Lo mismo pasó con la ocupación de República Dominicana en 1916, hasta la retirada de las tropas de Estados Unidos en 1924 bajo imposiciones indignantes para el pueblo caribeño. Las intervenciones verbales de los embajadores norteamericanos ya son asumidas como normales en nuestro medio, con el elogio y la complacencia de sectores políticos y periodísticos, con una mentalidad anclada en el vasallaje colonial.

El actual jefe de la diplomacia de los Estados Unidos en nuestro país, Lee McClenny, mirando su foto de perfil en Twitter, parece un hombre sin malicia, casi bonachón, quien, antes de venir aquí, ni se habrá enterado de que existimos. Pero debe cumplir la misión que su cargo le encomienda. Por eso sus mensajes en las redes sugieren el sentido de las decisiones que sería del agrado de su gobierno.
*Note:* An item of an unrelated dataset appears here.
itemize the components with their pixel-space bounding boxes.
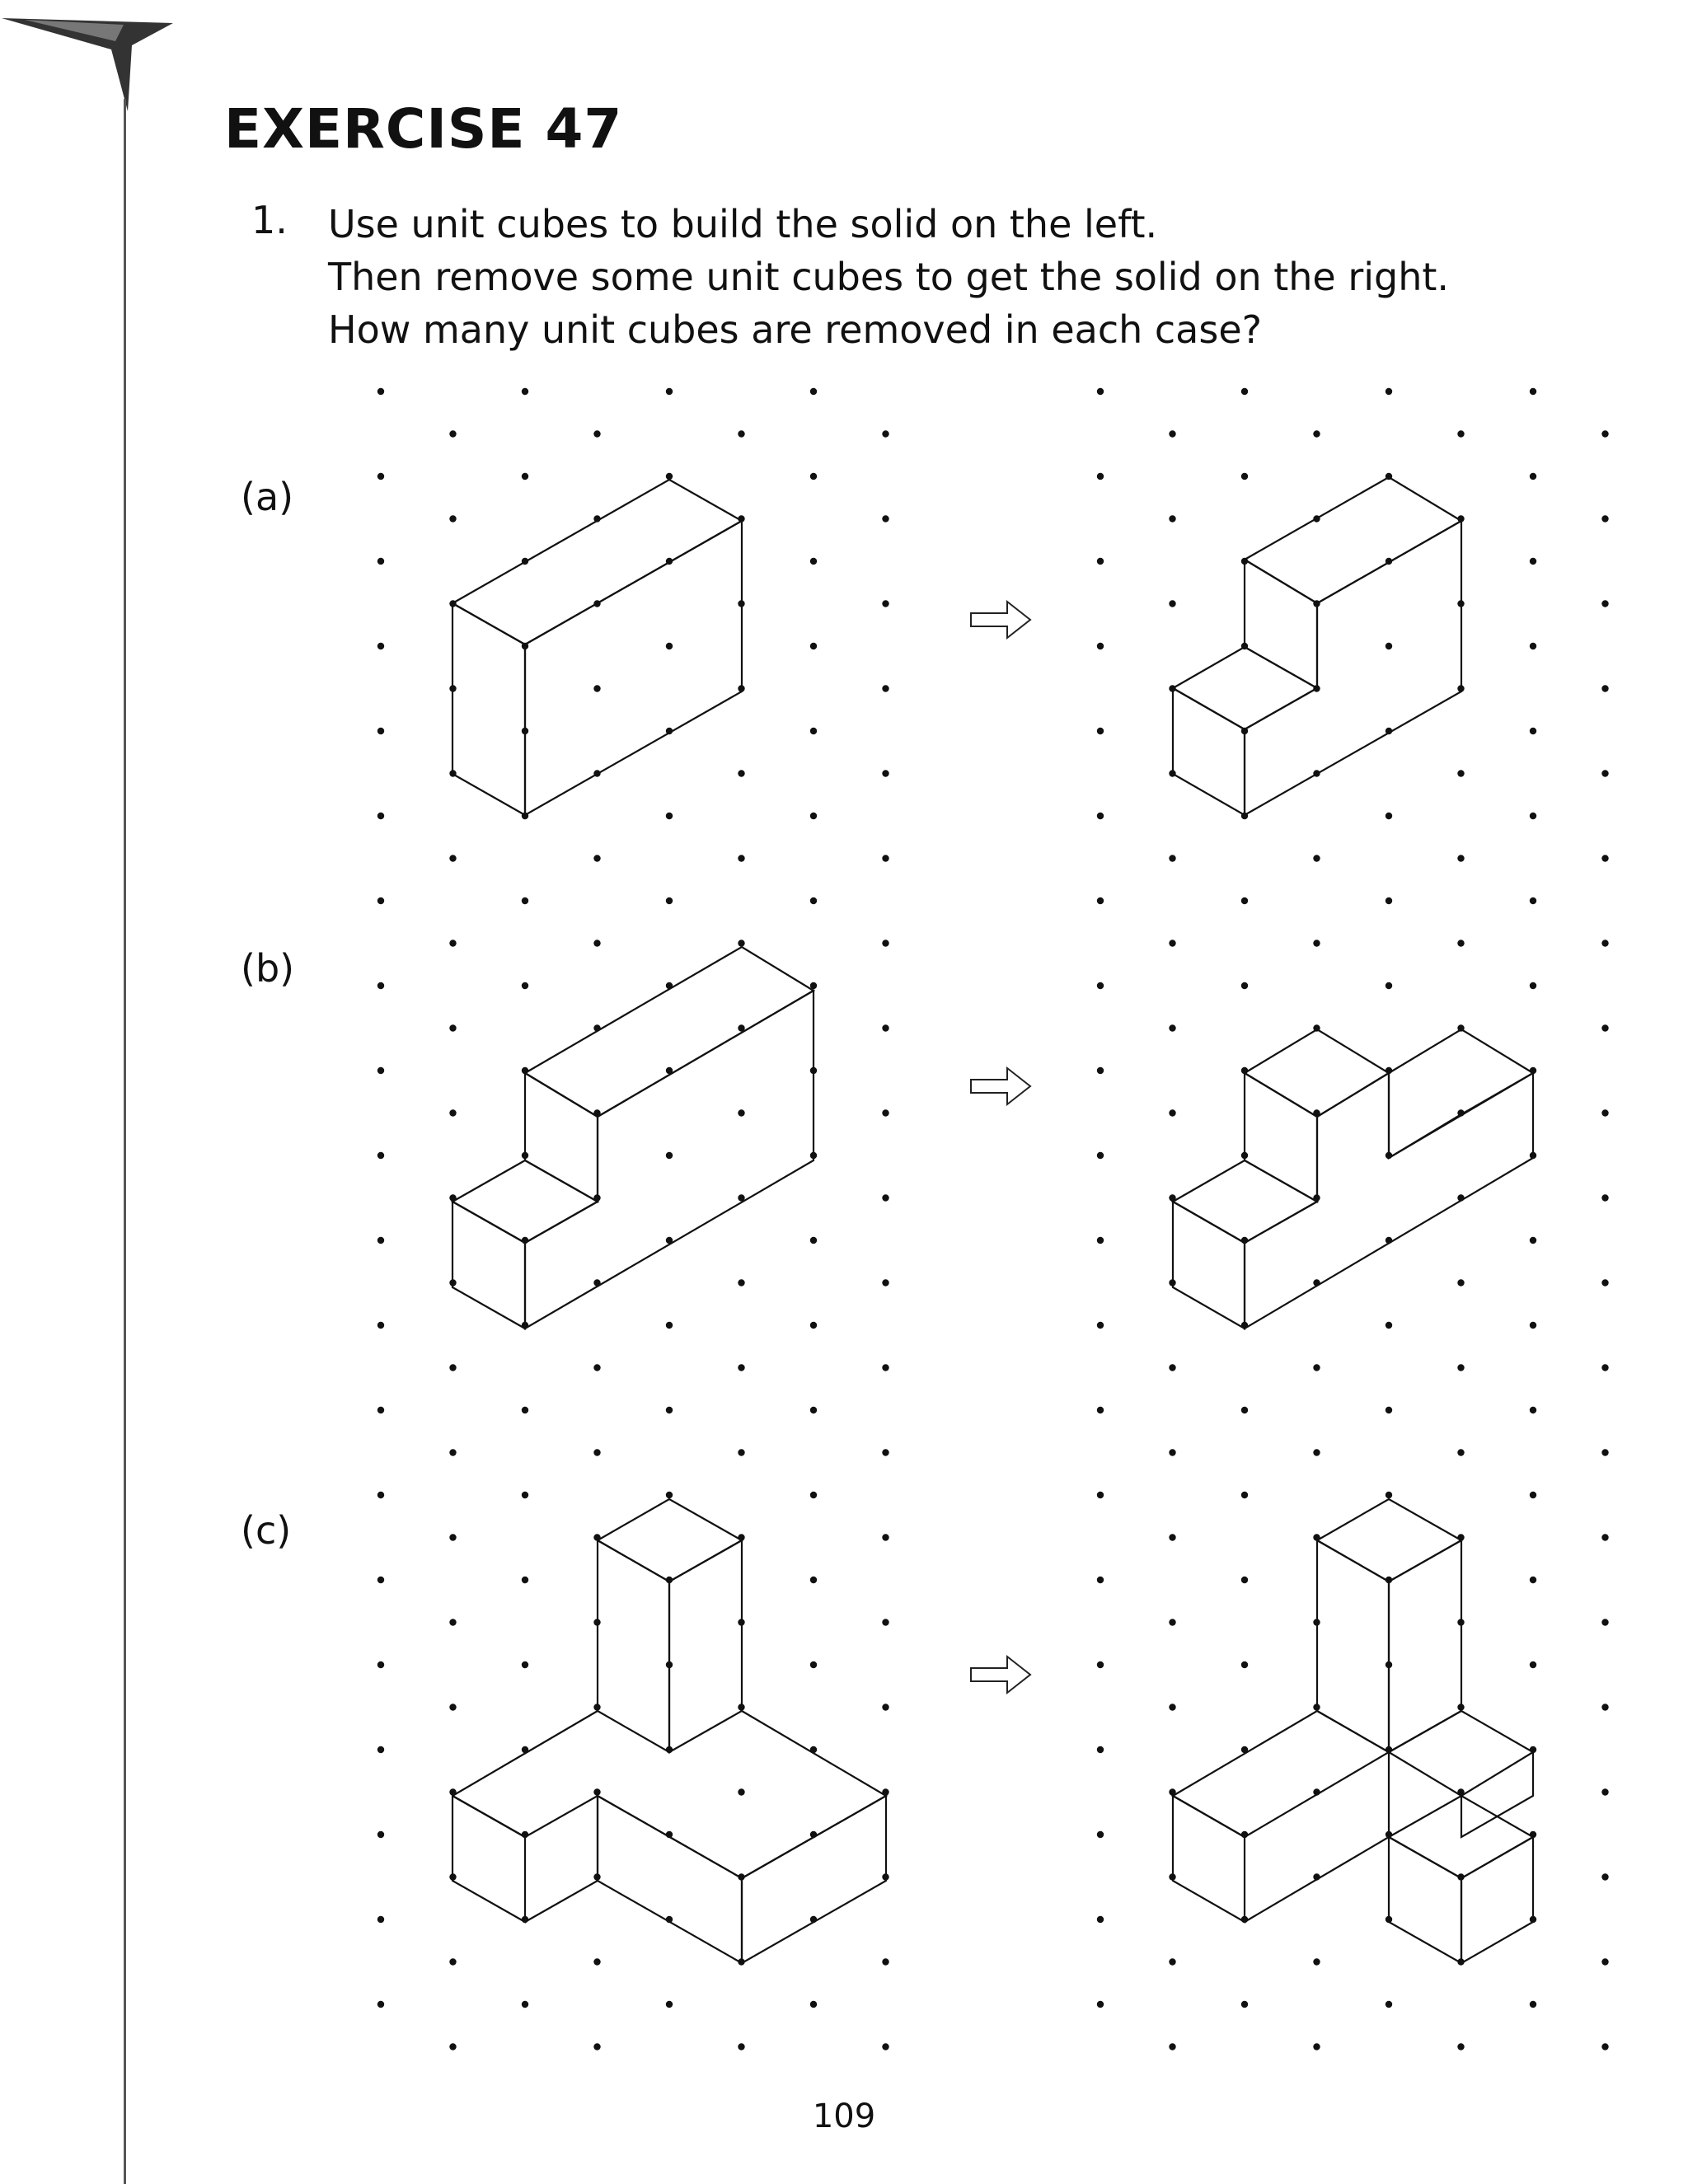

En los últimos días coincidimos con sus apreciaciones, pero la acción política local debe ser ejercida por los ciudadanos paraguayos, y por nadie más.

Aplaudimos, sinceramente, su preocupación por “la justicia independiente y libre de influencia política”, porque a nosotros también nos preocupa, aunque nadie nos escuche, la injusticia racista que sufren los negros y latinos que viven en su país.

Nos estimula su alegría cuando felicita al “gobierno, al Poder Judicial y a la ciudadanía por los pasos vitales hacia la transparencia en el acceso a la información pública” y porque esos “avances son indispensables para la democracia”. Nos estimula, repito, porque abrigamos la utopía de que los Estados Unidos desclasifiquen completamente, de una vez por todas, sus archivos, especialmente los que guardan secretos de esta parte del continente, para cerrar heridas y reescribir la historia. Y para que el conocimiento de sus propias verdades, hasta hoy ocultas, permita al ciudadano norteamericano construir una nación más justa, lejos de las propagandas que consumieron y nos vendieron durante décadas.